Я пишу короткое письмо девяти коллегам-писателям, рыцарям овального стола. Они мои товарищи, некоторые – близкие друзья.
Почти сразу получаю ответные послания. Виржини Депант[3], Филипп Клодель[4] и Поль Констан[5] выражают мне теплые чувства в изысканных выражениях, и я перечитываю их, чтобы насладиться дружеским участием. От Тахара Бен Джеллуна[6] приходит короткое сообщение, в котором говорится о «боли и разлуке, вечном молчании и неизгладимых слезах» и о том, что благоразумный человек должен учиться терпению.
Терпение…
Я знал терпение любви, теперь придется учиться терпению печали.
Собрать все факты. Рассказать о ее смерти. Найти истину. Дать трезвую оценку случившемуся. Сумею ли?
Я не составляю протокола. Романист, драматург, я наделен пылким воображением и решил придумывать истории из любви и отвращения к реальности. Человеческие особи вдохновляют меня, в этом источник моей любви. А отвращение? – спросите вы. Дело в том, что я описываю мир не только таким, каков он есть, но и таким, каким он мог бы быть. То есть должен был бы быть. В тесто реального я добавляю дрожжи идеального.
В маминой смерти идеал отсутствует.
Так чувствуем мы с сестрой.
«Молчание символизирует травматизм. Индивидуум превозмогает боль, когда облекает ее в слова».
Я записал эти фразы в Швейцарии, на коллоквиуме по психиатрии посттравматизма. Врачи бывают готовы говорить о начале выздоровления, если пациент описывает пережитое и признает себя героем либо жертвой рассказанной истории.
Мне трудно смириться… но я должен описать мамину смерть.
Я уже говорил, что молюсь за нее по нескольку раз в день?
Молюсь, чтобы она не запаниковала в том царстве, где окажется.
Прошу, чтобы ее хорошо приняли и она разгуливала бы там, веселая и счастливая.
Молюсь и прошу, чтобы она не тревожилась о нас, своих детях и внуках, своей семье, подругах и всех любимых существах.
А еще я молюсь – и это разрывает мне сердце, – чтобы мама испытала величайшую радость, найдя в том мире моего отца.
Не исключено, что мои молитвы не возымеют никакого действия: возможно, они не влияют на мир иной, а может, никакого такого мира просто нет.
Но я все-таки буду молиться.
А что еще делать, если ничего другого не остается?
Я верю в силу веры.
Разве любовь существовала бы без веры?
Кое-кто думает, что молятся те, кто хочет придать себе важности, воображая, что способны изменить мировой порядок.
Молитва дышит оптимизмом, волюнтаризмом, сопротивлением и вовлеченностью. Мои ценности. Отрекусь ли я от них перед лицом смерти? Ни в коем случае!
Пусть сама попробует перечеркнуть их.
Хотите знать, что ужасного было в истории маминой смерти? Извольте.
Мама, как и каждый год, собиралась в Экс-ле-Бен[7] – подлечиться и отдохнуть. В воскресенье мы поговорили по телефону, и она призналась – мне и Флоранс, – что внезапные приступы слабости участились и сейчас самое время заняться собой. В понедельник вечером мамин внук Стефан помог ей заправить машину и загрузить багаж.

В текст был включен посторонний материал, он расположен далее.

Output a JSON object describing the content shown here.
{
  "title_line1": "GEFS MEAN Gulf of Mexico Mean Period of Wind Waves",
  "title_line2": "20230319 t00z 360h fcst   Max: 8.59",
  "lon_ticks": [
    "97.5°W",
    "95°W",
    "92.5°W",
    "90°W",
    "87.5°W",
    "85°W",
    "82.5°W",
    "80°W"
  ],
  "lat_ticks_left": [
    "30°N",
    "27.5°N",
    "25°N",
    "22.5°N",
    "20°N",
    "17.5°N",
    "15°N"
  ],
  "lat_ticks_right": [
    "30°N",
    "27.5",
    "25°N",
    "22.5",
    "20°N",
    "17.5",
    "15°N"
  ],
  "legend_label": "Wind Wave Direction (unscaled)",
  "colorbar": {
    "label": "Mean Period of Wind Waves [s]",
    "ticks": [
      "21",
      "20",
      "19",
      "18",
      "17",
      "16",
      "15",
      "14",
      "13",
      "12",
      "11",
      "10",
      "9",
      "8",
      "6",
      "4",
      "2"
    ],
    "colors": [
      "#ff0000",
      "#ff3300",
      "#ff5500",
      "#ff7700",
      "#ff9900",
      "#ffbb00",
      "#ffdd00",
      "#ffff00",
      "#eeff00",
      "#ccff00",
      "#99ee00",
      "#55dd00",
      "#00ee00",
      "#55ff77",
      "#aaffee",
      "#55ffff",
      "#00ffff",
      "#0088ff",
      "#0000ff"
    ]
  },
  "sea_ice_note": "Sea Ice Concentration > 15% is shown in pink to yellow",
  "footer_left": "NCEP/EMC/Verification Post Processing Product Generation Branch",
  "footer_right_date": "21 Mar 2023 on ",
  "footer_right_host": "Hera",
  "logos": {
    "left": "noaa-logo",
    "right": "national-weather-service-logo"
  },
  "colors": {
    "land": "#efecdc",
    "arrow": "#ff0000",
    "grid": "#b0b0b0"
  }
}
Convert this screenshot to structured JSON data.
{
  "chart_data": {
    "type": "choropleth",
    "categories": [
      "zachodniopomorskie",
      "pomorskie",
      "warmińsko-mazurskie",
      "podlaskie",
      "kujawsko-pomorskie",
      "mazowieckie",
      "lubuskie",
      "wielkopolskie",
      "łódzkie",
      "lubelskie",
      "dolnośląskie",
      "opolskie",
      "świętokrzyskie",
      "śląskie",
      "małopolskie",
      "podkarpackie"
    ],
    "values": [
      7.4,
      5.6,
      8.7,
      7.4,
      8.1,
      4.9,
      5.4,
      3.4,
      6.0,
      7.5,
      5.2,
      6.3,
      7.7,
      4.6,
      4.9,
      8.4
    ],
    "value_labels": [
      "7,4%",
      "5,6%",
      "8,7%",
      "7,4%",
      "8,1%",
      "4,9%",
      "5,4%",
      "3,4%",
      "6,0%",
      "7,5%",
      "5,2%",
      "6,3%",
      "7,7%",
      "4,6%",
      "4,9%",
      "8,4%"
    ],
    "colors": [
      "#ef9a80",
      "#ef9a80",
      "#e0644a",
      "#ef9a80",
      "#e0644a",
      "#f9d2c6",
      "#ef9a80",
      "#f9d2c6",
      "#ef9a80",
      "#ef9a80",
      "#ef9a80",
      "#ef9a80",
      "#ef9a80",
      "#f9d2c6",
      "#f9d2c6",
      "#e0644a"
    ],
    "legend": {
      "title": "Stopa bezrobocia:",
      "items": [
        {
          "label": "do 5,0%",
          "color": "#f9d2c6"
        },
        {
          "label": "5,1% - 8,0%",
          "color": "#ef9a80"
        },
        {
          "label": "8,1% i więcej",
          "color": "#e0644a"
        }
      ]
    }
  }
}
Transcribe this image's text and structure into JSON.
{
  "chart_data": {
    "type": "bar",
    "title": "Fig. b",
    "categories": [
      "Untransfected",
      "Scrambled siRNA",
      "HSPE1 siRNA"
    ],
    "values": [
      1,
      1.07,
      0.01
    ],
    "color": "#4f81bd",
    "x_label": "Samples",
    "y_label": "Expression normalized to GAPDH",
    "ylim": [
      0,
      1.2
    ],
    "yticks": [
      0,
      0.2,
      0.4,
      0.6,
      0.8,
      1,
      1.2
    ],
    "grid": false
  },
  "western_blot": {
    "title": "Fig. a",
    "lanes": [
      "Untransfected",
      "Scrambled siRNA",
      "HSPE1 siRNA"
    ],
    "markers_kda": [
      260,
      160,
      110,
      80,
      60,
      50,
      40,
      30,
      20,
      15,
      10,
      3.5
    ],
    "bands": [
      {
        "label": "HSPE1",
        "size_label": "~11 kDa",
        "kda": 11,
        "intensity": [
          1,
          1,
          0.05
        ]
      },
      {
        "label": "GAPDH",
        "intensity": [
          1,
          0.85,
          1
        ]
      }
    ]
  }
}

В среду мы с сестрой начали звонить маме, но не смогли с ней связаться. В субботу и воскресенье я посылал эсэмэски и наговаривал сообщения на голосовую почту. Она не откликалась! Я скорее был раздосадован, чем встревожен, помня, что мамин мобильник вечно лежит мертвым грузом на дне сумочки. В понедельник утром команда национальной радиостанции «Франс Интер», готовившая передачу обо мне, известила Фло, что не может связаться с госпожой Шмитт, хотя она по телефону назначила им встречу. Зная мамину пунктуальность и серьезное отношение к договоренностям, сестра мгновенно связала это с отсутствием ответа на наши сообщения. Она обзвонила все отели в Эксе и в конце концов получила информацию от портье отеля, где был зарезервирован номер.